33 kilometre uzunluğunda ve 13 kilometre genişliğinde olan, 79.2 trilyon ton kütlesindeki 433 Eros asteroidinde, tahminlere göre Dünya’da şimdiye kadar çıkarılandan daha fazla altın ve platin vardır.İnsanlık tarihi boyunca çıkarılan altın miktarı 2012 yılında yaklaşık olarak 174.000 ton olarak kabul edilirken ve platinin bundan çok çok daha az olduğu bilinirken, bu tahmin oldukça isabetlidir. Üstelik yine Eros’ta bulunan magnezyum, aluminyum, silikon, potasyum ve demir gibi hammaddeler, Dünyada ki ekonomiyi altüst edecek kadar bol olacaktır.
Ya da 16 Psyche. Çapı 200 kilometrenin üzerinde büyüklüğe sahip bu Asteroid metal yüklü bu da demek oluyor ki dünyamızın ihtiyaçlarını binlerce yıl karşılayabilecek kadar değerli. Hatta dünya ekonomisinden daha değerli olduğunu söylesek yanlış olmaz. Çünkü bu Asteroit dünya ekonomisinin büyüklüğünün 137.000 katı. Bu asteroidi bu kadar değerli kılan şey ise neredeyse tamamının alaşımdan oluşuyor olması.
Bu madenler sadece dünya için değil dünyadan çok uzayla ilgili ihtiyaçlarımızı karşılamak için bulunmaz nimet bu asteroidlerde bulunan madenler.

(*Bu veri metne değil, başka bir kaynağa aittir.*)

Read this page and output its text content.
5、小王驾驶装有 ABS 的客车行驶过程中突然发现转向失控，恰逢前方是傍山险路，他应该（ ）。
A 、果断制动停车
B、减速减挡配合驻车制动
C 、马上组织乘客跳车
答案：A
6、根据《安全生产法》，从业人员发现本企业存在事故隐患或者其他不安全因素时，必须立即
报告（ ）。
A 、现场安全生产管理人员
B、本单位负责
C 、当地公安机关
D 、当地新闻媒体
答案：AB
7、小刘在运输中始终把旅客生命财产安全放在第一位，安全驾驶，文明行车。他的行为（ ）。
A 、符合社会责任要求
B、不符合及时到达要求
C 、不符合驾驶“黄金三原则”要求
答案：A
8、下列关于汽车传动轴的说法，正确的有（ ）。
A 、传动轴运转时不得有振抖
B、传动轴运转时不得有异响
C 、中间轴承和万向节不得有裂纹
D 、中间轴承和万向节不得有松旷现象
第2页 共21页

İşte bu madenlere sahip olabilmek dünyamız için bulunmaz bir nimet. Çünkü bu madenlerin dünyamıza gelişi demek ekonomide birçok olumlu etki yaratabileceği gibi teknoloji bambaşka bir seviyeye getirebilir. Hatta NASA bu konudaki açıklamasında güneş sistemindeki asteroidlerde bulunan bu kıymetli madenlerin dünya ekonomisinin 137bin kat değerinde olduğunu açıkladı. Hatta şöyle minik bir bilgi de vereyim 2015 yılında Amerika yaptığı bir anlaşma ile tüm Amerikan vatandaşlarına asteroit maden çıkarma hakkı vermiş.